It is also called the Maned Duck or Australian Wood Duck, since it is one of those waterfowl, like an Egyptian Goose, that doesn't quite fit either category. Its taxonomic name is Chenonetta jubata. It doesn't have much of a mane, just a patch of dark feathers on the back of its neck that can be raised.
The Scaup was still on the Round Pond, but again right in the middle, and I will spare you the dull picture I took.
Today I met Jeffrey Martin, who studies owls and wrote an article in the August 2014 issue of British Wildlife featuring our own Tawnies. I took him and his wife to see the owl, and the inconsiderate creature, which had been visible earlier, had gone in. So we went to see the Little Owl, who wouldn't look out of the hole.

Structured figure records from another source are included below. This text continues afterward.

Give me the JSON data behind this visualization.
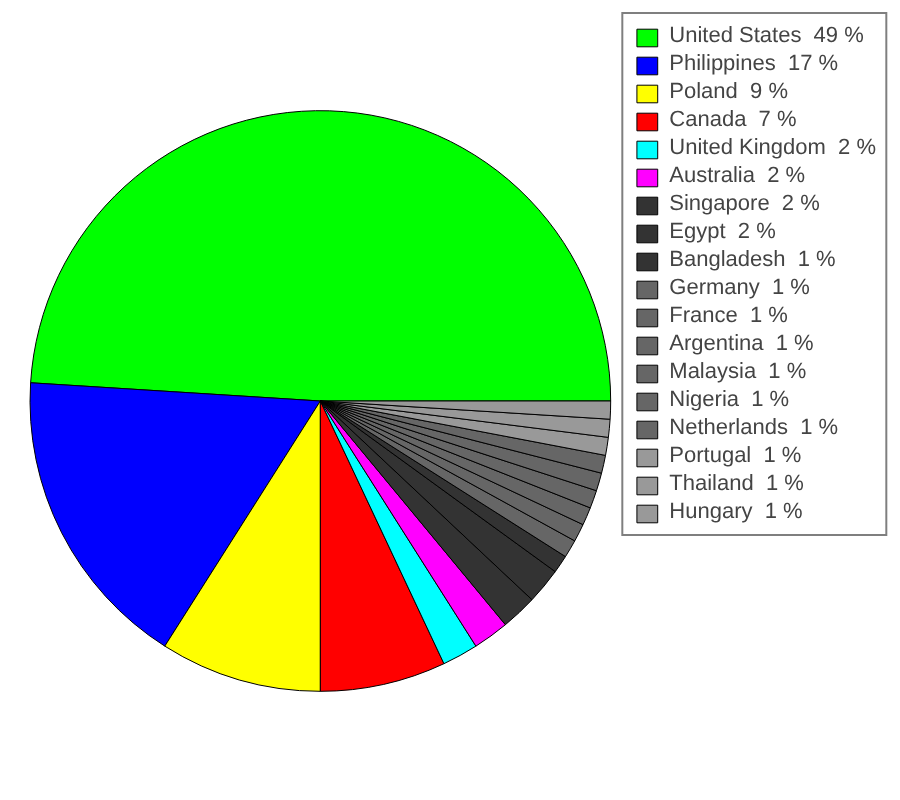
{
  "chart_data": {
    "type": "pie",
    "categories": [
      "United States",
      "Philippines",
      "Poland",
      "Canada",
      "United Kingdom",
      "Australia",
      "Singapore",
      "Egypt",
      "Bangladesh",
      "Germany",
      "France",
      "Argentina",
      "Malaysia",
      "Nigeria",
      "Netherlands",
      "Portugal",
      "Thailand",
      "Hungary"
    ],
    "values": [
      49,
      17,
      9,
      7,
      2,
      2,
      2,
      2,
      1,
      1,
      1,
      1,
      1,
      1,
      1,
      1,
      1,
      1
    ],
    "value_labels": [
      "49 %",
      "17 %",
      "9 %",
      "7 %",
      "2 %",
      "2 %",
      "2 %",
      "2 %",
      "1 %",
      "1 %",
      "1 %",
      "1 %",
      "1 %",
      "1 %",
      "1 %",
      "1 %",
      "1 %",
      "1 %"
    ],
    "colors": [
      "#00ff00",
      "#0000ff",
      "#ffff00",
      "#ff0000",
      "#00ffff",
      "#ff00ff",
      "#333333",
      "#333333",
      "#333333",
      "#666666",
      "#666666",
      "#666666",
      "#666666",
      "#666666",
      "#666666",
      "#999999",
      "#999999",
      "#999999"
    ],
    "legend": "right"
  }
}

After they had gone, both birds reappeared.
Well, birdwatching is like that.
The Starlings on the Tawny Owls' tree are stll holding on to their nest hole, though the way this one was clinging close to the entrance seemed to show that they had been having trouble with Ring-Necked Parakeets.

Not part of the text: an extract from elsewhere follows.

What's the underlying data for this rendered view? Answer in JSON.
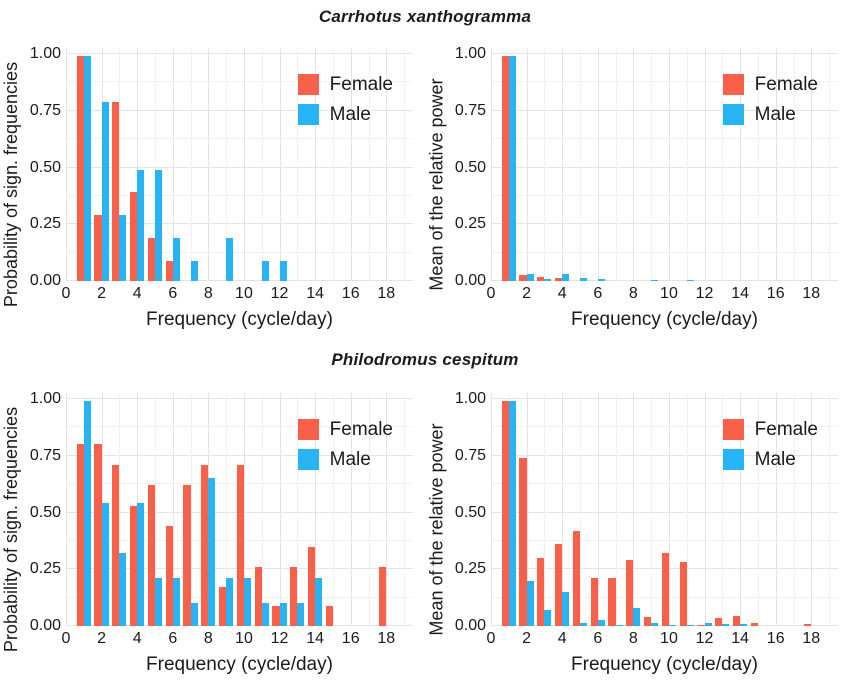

The pigeon-eating Lesser Black-Backed Gulls were sharing the male's latest kill next to the Dell restaurant, despite crowds of people and Mute Swans milling around them.

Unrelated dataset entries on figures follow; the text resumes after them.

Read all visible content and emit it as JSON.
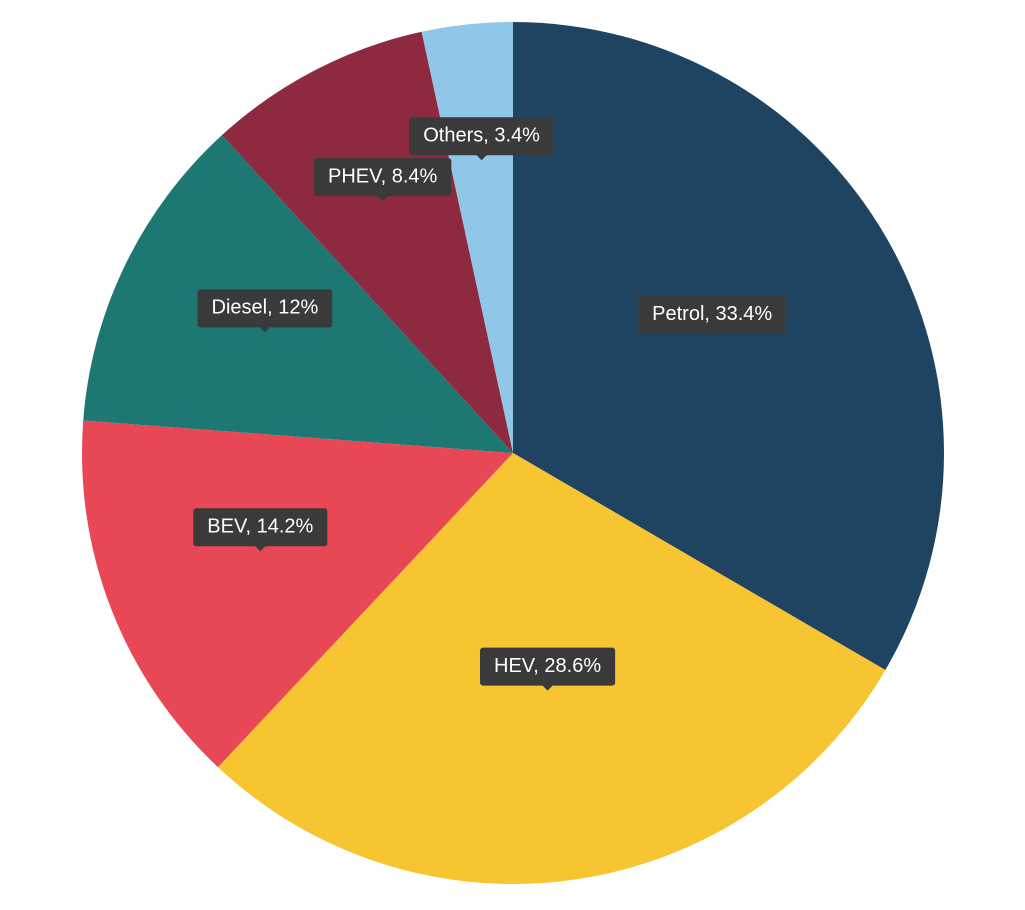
{
  "chart_data": {
    "type": "pie",
    "categories": [
      "Petrol",
      "HEV",
      "BEV",
      "Diesel",
      "PHEV",
      "Others"
    ],
    "values": [
      33.4,
      28.6,
      14.2,
      12,
      8.4,
      3.4
    ],
    "value_labels": [
      "Petrol, 33.4%",
      "HEV, 28.6%",
      "BEV, 14.2%",
      "Diesel, 12%",
      "PHEV, 8.4%",
      "Others, 3.4%"
    ],
    "colors": [
      "#1e4461",
      "#f7c531",
      "#e84855",
      "#1d7874",
      "#8e2a40",
      "#90c6e8"
    ]
  }
}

In the little pool at the top of the Dell, a Wren was clinging tightly to a slippery rock to have a drink.
Several more Red-Crested Pochards have reappeared on the Serpentine as mysteriously as they left. They have probably been in Regent's Park, where there are quite a lot of these birds.
The young Grey Wagtail showed up again, after keeping out of sight for weeks. It was running along the edge of the Lido.